This project analyzes DUI (Driving Under the Influence) incidents in Montgomery County, Maryland by using data from the Montgomery County Police Department Open Data Portal. The dataset contains official DUI incident reports which are recorded by law enforcement and includes information about location, geography, and incident severity.
This dataset is a structured collection of real DUI incident reports from the Montgomery County Police Department. Each entry represents a specific crash or incident where alcohol or drug impairment was involved and officially documented by law enforcement.
The dataset I have it includes key details about where the incident happened (city and specific place type like roadway or intersection), the exact geographic coordinates (latitude and longitude), and how severe the incident was, often measured by the number of people injured or affected.
It also comes directly from police records, the data reflects real-world traffic safety conditions in Montgomery County. It helps show patterns in where DUI incidents tend to happen and whether certain locations or areas are associated with more severe outcomes.
Maryland law clearly defines DUI and DWI offenses and outlines as strict legal consequences for reckless driving.
According to the Maryland Motor Vehicle Administration, a blood alcohol concentration (BAC) of 0.08 or higher is considered legally impaired for drivers over 21, while drivers under 21 are prohibited from having any alcohol in their system.
If a driver is arrested for DUI, they may face immediate license suspension, fines, and long-term penalties as well as the data on their driving record or mandatory ignition interlock programs.
The severity of penalties increases such as second DUI convictions which leads to longer jail sentences, higher fines, and longer license revocations. Refusing a chemical test can result in automatic license suspension which ranges from 270 days to two years depending on the type of prior offense.
These strict laws show how DUI enforcement in Maryland is heavily regulated and that consequences escalate based on the behavior and prior history.
This background is very important for my analysis because it shows that DUI severity is not only a data variable on my dataset but an outcome which is influenced by policies and behavior of the driver.
Maryland Motor Vehicle Administration. “Driving Under the Influence (DUI) & Driving While Impaired (DWI).” MVA Maryland,
How do location (City and Place type) and geographic position (Latitude and Longitude) influence the severity of DUI incidents which are measured by the number of victims, in Montgomery County?
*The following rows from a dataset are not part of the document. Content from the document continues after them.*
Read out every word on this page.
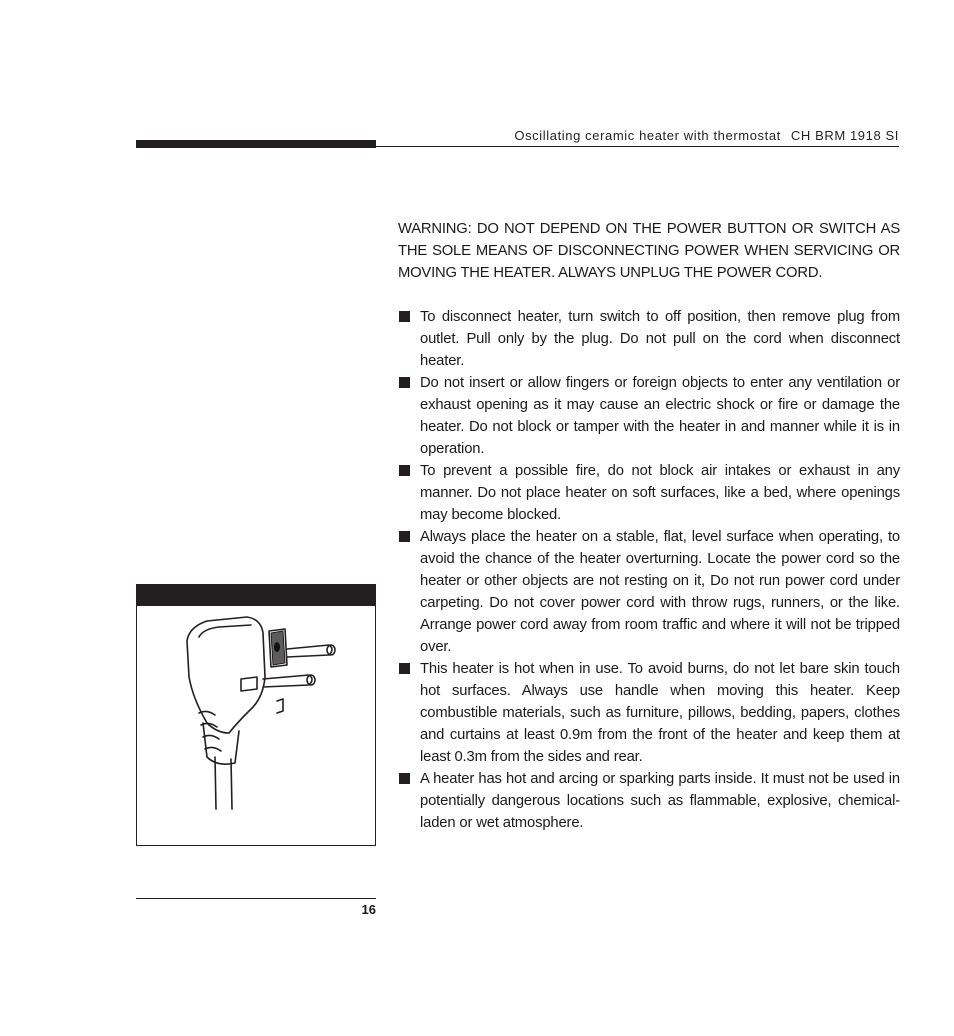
Oscillating ceramic heater with thermostat CH BRM 1918 SI
WARNING: DO NOT DEPEND ON THE POWER BUTTON OR SWITCH AS THE SOLE MEANS OF DISCONNECTING POWER WHEN SERVICING OR MOVING THE HEATER. ALWAYS UNPLUG THE POWER CORD.
To disconnect heater, turn switch to off position, then remove plug from outlet. Pull only by the plug. Do not pull on the cord when disconnect heater.
Do not insert or allow fingers or foreign objects to enter any ventilation or exhaust opening as it may cause an electric shock or fire or damage the heater. Do not block or tamper with the heater in and manner while it is in operation.
To prevent a possible fire, do not block air intakes or exhaust in any manner. Do not place heater on soft surfaces, like a bed, where openings may become blocked.
Always place the heater on a stable, flat, level surface when operating, to avoid the chance of the heater overturning. Locate the power cord so the heater or other objects are not resting on it, Do not run power cord under carpeting. Do not cover power cord with throw rugs, runners, or the like. Arrange power cord away from room traffic and where it will not be tripped over.
This heater is hot when in use. To avoid burns, do not let bare skin touch hot surfaces. Always use handle when moving this heater. Keep combustible materials, such as furniture, pillows, bedding, papers, clothes and curtains at least 0.9m from the front of the heater and keep them at least 0.3m from the sides and rear.
A heater has hot and arcing or sparking parts inside. It must not be used in potentially dangerous locations such as flammable, explosive, chemical-laden or wet atmosphere.
16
The data was collected by the Montgomery County Police Department (MCPD) and published through the Montgomery County Open Data Portal. Each row represents a single DUI incident recorded by police officers.
City (categorical) - Location of the incident such as Rockville or Germantown
Place (categorical) - The type of envionment and the place where the incident occured
Victims (quantative) - The Number of individuals who were involved in the incident
Latitude (quantative) - Numerical geographic coordinate representing north-south position. Higher values mean farther north in the county.
Longitude (quantative) - Numerical geographic coordinates which represent east and west positions. More negative values generally means more west
# In this chunk I am going to be loading my libraries for my data cleaning, visualization, and analysis
# I am going to use tidyverse for data wrangling and ggplot2 visualizations.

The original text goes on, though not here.